Paul Goble
Staunton, April 7 – Before the Soviet government in 1986 rejected the idea of diverting the water of Siberian rivers to Central Asia, Aleksandr Puzanov says, Moscow established a network of scholarly centers to examine the question given its extraordinarily complex and unprecedented nature.
But today, the deputy director of the Institute of Water and Ecological Problesm of the Siberian Division of the Russian Academy of Sciences says, the whole issue is “more a political slogan than a scientifically sound project” and “no one has calculated the problems that will arise” if it is undertaken (vfokuse.mail.ru/articles/69615546-ekspert-pochemu-ideya-razvorota-sibirskih-rek-na-yug-nuzhdaetsya-v-glubokoj-prorabotke/).
In Soviet times, he says, experts calculated exactly how much electricity would have to be generated to raise the waters from Siberian rivers to a height where they could flow to Central Asia, how much would be lost in transit, and what would be the impact on Siberia and the Arctic Ocean by removing so much water from the region.
Now, however, many are again talking about diverting water southward; but they are doing so almost in every case without any new research because there simply aren’t enough expert centers to conduct it.
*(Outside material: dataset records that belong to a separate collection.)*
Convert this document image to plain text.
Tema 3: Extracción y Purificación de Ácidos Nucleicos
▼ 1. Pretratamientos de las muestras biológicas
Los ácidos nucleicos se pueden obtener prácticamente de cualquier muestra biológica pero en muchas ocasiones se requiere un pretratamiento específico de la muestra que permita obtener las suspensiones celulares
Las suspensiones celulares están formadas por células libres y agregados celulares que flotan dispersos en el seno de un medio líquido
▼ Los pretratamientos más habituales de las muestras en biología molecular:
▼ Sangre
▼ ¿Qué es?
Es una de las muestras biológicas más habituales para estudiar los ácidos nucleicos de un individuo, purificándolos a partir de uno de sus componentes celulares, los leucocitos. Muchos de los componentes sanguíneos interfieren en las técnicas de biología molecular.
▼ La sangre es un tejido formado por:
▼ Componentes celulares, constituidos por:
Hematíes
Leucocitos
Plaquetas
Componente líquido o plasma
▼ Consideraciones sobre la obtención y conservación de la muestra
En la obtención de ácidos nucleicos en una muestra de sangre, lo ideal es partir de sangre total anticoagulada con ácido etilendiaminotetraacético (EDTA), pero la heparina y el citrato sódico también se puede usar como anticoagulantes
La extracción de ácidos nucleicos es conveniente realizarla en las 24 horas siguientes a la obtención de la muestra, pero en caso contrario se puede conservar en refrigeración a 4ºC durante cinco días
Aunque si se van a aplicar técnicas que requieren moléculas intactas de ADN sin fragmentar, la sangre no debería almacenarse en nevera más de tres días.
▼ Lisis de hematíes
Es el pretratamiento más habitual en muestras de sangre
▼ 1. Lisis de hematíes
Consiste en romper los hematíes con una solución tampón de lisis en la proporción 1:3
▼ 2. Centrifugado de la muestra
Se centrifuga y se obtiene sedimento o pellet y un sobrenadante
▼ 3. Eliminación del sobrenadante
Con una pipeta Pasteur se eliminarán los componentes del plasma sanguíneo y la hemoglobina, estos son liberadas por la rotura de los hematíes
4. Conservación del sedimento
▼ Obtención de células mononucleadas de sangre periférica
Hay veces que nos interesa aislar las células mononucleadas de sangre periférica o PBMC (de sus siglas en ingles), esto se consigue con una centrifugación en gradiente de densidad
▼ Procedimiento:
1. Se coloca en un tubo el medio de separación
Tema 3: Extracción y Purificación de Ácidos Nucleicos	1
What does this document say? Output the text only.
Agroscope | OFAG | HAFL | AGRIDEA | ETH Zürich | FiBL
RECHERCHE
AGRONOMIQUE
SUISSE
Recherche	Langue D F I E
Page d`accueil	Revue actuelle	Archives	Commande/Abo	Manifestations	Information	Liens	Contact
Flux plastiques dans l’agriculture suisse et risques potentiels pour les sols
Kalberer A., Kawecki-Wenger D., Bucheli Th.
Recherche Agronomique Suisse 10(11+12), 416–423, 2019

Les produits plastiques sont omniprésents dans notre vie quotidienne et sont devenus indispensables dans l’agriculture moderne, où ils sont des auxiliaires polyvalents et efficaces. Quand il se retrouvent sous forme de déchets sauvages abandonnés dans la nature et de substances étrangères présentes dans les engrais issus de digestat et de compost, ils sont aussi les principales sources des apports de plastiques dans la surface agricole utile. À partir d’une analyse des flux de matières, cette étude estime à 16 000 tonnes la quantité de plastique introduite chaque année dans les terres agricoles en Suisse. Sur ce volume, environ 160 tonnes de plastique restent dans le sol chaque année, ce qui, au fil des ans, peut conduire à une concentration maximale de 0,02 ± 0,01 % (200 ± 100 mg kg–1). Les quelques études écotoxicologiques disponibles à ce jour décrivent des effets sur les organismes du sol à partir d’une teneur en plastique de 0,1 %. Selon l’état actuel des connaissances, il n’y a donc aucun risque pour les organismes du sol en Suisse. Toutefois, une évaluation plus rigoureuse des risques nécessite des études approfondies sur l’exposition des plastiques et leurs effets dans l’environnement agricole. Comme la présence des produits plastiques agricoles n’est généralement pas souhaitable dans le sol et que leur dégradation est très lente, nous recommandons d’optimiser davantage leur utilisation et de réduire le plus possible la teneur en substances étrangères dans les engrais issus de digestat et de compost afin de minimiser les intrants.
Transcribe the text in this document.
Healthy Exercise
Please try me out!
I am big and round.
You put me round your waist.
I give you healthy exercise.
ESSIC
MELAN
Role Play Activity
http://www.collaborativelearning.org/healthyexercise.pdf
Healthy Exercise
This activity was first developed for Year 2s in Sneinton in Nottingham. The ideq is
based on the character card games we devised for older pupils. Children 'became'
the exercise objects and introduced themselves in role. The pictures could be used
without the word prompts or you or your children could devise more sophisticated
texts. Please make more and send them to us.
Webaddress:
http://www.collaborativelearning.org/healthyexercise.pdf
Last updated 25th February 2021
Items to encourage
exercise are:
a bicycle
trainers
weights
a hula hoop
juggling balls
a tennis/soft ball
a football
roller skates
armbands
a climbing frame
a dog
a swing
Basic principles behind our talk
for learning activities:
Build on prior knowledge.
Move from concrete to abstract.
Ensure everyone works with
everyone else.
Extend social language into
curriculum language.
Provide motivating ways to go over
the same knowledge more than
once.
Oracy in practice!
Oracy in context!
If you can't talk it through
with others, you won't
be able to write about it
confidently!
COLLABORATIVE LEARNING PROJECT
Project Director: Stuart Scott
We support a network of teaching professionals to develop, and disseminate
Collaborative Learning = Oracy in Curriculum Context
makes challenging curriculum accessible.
Consequently, the issue has been reduced to one of political choice rather than expert judgment.
Puzanov’s words, of course, apply with almost equal force to almost all of the major projects involving transfer of resources from one region to another, projects that the Kremlin leader and others appear to believe are simply the occasion for a display of political will rather than scholarly attention.